These paintings were among the first swarm paintings by Leonel Moura and Vitorino Ramos. Now we see that these seem detached from a functional human pre-commitment. They don’t seem to represent any emotion or style or taste. However they still look very pleasant!
However the point to be understood and to be noted is that these are NOT random pictures created either by a programme or by a swarm of robots moving “randomly”. These pictures were generated by a horde of artificial ants and also by robots. They are not random, but they EMERGE from a process of pheromone deposition and evaporation as was simulated in this system from ants. Thus the result that we have above is a Colony Cognitive Map. The colony cognitive map is analogous to a cognitive map in the brain. I will cover the idea of a colony cognitive map in the next post.
A couple of more beautiful paintings can be seen below!
Though i have already mentioned how these art forms emerge, i would still like to quote a paragraph from here:
The painting robots are artificial ‘organisms’ able to create their own art forms. They are equipped with environmental awareness and a small brain that runs algorithms based on simple rules. The resulting paintings are not predetermined, emerging rather from the combined effects of randomness and stigmergy, that is, indirect communication trough the environment.
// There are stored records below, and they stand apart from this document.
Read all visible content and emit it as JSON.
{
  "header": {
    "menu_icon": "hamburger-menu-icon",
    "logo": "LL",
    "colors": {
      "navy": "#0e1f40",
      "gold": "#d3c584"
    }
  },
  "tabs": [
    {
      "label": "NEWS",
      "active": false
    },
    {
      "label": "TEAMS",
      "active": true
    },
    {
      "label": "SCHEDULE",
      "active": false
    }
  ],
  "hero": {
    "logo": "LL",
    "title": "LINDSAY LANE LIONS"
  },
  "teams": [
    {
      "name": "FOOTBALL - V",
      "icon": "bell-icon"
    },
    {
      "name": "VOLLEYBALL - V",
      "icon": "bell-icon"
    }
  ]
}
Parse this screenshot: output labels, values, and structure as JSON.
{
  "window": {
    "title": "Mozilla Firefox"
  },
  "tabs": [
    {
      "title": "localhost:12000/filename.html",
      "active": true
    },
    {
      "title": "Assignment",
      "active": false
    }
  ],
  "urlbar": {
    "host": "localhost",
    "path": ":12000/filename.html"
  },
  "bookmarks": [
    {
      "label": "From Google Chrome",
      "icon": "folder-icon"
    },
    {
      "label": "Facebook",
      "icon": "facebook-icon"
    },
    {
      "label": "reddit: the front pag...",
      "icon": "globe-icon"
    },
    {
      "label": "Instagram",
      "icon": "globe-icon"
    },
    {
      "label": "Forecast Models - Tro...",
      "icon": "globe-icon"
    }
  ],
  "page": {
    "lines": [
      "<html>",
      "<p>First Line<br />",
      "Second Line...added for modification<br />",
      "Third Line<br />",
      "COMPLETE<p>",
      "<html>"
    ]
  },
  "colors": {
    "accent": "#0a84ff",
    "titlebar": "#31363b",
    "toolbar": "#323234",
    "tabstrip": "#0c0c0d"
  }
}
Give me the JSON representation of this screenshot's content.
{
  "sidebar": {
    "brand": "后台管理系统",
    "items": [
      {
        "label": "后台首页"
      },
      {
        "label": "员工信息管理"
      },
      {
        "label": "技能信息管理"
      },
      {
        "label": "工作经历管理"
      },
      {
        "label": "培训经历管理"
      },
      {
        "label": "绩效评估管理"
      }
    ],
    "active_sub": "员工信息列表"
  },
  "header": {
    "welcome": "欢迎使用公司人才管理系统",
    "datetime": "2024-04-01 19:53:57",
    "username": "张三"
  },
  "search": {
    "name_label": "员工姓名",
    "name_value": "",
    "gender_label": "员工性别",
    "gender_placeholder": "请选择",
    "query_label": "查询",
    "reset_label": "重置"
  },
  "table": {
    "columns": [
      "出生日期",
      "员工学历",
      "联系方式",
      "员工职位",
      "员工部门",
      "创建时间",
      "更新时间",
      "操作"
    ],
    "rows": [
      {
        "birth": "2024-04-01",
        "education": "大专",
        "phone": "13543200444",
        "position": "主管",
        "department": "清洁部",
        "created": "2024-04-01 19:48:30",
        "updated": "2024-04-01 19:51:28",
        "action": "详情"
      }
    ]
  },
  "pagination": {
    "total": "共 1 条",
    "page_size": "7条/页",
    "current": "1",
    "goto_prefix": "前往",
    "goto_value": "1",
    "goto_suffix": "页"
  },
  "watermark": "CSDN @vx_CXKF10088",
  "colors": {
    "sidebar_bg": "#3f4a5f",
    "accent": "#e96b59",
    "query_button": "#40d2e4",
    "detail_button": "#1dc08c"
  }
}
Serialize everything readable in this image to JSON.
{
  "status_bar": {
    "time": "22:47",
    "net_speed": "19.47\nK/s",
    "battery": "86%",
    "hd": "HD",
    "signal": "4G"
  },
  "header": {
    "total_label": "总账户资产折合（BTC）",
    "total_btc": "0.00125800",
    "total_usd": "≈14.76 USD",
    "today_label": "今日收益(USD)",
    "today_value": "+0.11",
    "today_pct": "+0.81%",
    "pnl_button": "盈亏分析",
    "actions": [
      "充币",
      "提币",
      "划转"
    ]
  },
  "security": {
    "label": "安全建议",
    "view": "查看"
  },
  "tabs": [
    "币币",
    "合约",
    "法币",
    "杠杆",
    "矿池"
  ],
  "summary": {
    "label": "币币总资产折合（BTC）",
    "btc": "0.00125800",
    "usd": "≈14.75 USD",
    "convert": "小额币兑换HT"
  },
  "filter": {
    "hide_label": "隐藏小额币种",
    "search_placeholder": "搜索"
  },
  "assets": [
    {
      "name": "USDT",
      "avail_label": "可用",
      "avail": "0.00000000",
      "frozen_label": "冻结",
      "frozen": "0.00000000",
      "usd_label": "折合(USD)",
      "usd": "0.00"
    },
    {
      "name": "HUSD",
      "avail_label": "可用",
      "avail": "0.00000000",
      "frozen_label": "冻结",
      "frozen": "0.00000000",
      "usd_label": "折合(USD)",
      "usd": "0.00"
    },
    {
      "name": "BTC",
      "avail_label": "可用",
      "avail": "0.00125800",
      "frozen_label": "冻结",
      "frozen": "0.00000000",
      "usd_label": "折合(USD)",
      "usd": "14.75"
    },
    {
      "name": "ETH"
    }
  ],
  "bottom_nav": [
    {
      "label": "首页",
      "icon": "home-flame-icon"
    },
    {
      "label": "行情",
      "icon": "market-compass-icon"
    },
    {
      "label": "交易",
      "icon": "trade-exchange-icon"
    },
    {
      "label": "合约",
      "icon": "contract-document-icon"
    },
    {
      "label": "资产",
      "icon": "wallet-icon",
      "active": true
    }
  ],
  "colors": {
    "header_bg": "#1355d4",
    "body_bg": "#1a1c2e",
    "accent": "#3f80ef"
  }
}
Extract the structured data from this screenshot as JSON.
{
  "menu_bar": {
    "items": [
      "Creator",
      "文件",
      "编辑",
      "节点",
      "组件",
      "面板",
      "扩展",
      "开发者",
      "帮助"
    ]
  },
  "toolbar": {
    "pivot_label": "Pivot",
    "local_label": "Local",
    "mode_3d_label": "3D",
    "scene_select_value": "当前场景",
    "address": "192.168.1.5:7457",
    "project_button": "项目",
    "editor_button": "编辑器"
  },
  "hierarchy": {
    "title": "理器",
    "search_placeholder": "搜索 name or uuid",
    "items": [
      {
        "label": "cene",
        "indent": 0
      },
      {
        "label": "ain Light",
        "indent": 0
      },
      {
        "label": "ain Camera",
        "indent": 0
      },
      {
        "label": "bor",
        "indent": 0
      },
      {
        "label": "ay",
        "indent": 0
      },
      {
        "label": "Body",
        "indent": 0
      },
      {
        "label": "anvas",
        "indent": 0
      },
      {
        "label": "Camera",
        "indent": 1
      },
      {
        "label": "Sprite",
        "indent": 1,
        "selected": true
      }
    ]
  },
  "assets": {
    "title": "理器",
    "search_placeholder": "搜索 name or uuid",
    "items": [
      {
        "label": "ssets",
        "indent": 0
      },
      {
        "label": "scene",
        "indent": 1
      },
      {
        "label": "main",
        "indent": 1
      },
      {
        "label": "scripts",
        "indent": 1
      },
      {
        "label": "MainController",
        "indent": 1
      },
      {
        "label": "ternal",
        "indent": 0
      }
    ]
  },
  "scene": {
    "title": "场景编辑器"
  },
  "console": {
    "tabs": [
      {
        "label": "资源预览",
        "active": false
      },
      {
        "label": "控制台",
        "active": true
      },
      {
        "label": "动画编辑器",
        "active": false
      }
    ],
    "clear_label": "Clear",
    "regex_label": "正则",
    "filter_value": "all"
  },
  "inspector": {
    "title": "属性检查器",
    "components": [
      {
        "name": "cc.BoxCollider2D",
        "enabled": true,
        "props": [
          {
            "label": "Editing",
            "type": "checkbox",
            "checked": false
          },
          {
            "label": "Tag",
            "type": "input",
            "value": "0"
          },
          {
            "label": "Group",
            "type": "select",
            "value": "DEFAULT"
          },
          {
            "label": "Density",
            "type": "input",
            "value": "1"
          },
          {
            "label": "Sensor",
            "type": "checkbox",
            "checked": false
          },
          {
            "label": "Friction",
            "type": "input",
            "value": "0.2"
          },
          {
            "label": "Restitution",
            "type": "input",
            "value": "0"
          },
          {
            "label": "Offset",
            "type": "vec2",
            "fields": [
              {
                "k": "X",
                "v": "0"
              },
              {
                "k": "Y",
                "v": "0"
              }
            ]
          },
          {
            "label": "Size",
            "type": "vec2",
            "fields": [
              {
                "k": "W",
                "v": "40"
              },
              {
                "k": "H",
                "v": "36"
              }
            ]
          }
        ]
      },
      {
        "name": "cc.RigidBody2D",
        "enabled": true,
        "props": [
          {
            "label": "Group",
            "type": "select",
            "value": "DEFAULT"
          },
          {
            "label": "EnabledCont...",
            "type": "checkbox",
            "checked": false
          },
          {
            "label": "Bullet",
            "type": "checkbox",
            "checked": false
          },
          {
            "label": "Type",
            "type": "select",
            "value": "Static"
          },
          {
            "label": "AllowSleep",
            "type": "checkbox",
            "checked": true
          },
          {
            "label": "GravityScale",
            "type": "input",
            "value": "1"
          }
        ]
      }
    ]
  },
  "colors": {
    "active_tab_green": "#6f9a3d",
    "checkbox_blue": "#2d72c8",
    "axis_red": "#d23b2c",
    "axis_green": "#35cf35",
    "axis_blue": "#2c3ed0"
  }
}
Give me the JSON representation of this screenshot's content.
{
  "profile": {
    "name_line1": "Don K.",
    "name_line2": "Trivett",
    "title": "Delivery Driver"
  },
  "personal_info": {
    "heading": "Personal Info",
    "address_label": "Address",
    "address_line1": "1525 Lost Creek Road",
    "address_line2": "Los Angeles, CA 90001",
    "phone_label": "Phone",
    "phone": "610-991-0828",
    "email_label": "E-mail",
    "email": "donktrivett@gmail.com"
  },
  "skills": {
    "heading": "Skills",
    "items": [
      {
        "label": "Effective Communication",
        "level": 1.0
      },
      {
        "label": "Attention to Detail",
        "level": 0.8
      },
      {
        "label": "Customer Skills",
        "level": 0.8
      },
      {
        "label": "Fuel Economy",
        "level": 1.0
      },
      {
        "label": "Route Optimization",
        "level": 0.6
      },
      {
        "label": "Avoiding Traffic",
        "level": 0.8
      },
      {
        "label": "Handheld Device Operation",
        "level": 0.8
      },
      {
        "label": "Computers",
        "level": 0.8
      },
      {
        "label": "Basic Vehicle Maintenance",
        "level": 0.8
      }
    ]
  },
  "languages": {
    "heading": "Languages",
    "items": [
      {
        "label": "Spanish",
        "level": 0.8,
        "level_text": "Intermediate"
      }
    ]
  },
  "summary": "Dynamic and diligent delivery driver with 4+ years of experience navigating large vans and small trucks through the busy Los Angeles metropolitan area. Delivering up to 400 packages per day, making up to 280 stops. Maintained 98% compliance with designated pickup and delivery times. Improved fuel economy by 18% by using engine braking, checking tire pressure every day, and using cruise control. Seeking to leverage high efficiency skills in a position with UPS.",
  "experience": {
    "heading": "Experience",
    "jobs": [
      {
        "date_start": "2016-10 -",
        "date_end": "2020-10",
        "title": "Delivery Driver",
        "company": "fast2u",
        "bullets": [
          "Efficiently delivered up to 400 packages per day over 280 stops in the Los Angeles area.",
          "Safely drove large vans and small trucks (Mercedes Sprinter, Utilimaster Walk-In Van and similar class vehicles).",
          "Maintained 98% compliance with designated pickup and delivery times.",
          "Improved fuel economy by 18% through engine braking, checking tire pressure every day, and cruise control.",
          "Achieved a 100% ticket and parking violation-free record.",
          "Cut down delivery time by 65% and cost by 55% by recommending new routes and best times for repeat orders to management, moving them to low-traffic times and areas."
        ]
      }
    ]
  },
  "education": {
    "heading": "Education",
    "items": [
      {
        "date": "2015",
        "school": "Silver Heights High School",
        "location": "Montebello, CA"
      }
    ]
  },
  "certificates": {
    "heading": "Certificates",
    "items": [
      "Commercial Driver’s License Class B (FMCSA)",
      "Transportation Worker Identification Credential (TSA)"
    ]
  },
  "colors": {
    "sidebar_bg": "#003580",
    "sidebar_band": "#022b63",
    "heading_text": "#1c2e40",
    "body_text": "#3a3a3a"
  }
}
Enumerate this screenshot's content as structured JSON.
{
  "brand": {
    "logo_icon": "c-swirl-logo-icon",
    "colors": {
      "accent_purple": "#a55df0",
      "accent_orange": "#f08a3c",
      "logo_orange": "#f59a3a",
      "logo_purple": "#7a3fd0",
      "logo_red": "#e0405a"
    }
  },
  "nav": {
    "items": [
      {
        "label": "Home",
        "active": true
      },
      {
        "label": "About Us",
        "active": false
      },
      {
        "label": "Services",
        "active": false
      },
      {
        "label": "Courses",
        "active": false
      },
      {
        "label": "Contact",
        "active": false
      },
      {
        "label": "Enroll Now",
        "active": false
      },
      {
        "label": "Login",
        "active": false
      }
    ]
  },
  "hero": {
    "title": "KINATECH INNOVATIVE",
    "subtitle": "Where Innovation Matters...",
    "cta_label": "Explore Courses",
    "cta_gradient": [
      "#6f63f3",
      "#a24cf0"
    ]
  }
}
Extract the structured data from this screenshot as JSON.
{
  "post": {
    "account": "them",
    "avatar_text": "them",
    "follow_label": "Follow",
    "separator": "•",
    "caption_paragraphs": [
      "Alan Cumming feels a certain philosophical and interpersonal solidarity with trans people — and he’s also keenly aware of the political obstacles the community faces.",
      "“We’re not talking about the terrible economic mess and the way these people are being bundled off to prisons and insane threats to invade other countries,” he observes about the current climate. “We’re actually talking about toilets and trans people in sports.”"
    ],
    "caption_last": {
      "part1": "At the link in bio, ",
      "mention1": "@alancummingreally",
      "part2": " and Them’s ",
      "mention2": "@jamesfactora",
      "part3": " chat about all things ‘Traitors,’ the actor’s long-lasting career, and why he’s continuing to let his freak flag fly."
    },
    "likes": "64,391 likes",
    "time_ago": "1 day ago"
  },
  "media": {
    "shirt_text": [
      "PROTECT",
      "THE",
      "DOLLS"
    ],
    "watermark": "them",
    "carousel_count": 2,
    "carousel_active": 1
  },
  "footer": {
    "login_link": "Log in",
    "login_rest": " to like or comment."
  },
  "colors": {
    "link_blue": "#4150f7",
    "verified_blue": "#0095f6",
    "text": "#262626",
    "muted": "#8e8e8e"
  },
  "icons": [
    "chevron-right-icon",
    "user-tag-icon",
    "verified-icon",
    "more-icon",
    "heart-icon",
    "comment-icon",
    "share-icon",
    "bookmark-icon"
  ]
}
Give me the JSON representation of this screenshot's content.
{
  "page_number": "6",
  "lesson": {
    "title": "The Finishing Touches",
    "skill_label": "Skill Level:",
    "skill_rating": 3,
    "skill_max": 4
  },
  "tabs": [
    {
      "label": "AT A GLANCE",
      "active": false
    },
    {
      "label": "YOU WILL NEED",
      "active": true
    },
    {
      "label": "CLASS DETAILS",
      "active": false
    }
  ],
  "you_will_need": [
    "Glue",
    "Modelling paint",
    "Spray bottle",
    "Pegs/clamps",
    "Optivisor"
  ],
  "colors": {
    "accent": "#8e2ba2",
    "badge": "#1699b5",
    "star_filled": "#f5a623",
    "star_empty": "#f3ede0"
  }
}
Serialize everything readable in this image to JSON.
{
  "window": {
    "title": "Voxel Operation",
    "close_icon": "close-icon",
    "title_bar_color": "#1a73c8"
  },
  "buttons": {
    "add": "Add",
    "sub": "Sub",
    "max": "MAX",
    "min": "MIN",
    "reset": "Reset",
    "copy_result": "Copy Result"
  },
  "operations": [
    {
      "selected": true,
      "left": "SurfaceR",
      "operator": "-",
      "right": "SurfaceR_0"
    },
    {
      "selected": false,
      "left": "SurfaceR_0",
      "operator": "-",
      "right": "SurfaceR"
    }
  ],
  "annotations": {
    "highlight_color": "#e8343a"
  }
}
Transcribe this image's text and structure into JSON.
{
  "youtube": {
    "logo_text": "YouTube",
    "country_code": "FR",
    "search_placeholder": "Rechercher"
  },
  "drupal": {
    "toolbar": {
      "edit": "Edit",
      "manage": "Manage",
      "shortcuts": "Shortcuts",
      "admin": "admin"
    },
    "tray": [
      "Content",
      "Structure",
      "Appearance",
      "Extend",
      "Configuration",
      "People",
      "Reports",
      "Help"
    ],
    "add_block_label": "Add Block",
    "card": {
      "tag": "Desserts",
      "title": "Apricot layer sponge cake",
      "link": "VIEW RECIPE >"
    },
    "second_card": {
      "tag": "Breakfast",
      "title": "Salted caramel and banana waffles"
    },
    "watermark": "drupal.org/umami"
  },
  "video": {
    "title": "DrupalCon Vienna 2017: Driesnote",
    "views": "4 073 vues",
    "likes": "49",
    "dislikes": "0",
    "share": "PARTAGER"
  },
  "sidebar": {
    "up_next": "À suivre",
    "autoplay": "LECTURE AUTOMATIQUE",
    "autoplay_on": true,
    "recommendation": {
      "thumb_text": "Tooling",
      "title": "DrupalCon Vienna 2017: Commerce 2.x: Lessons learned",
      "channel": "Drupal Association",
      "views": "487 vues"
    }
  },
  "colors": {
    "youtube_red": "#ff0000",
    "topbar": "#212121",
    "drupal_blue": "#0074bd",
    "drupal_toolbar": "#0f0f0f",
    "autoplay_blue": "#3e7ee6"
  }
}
Although the robots are autonomous they depend on a symbiotic relationship with human partners Not only in terms of starting and ending the procedure, but also and more deeply in the fact that the final configuration of each painting is the result of a certain gestalt fired in the brain of the human viewer. Therefore what we can consider ‘art’ here, is the result of multiple agents, some human, some artificial, immerged in a chaotic process where no one is in control and whose output is impossible to determine.
Hence, a ‘new kind of art’ represents the introduction of the complexity paradigm in the cultural and artistic realm.’
A Painting bot is something like in the picture shown below:
A swarm of robots at work:
The final art generated by the swarm of these robots is beautiful!
(Photo Credit for the three pictures above: Here>>
.
Conclusions:
The work of Dr Ramos and Leonel Maura can be summed up as:
1. The human is only the “art-architect”, the “swarm” is the artist.
.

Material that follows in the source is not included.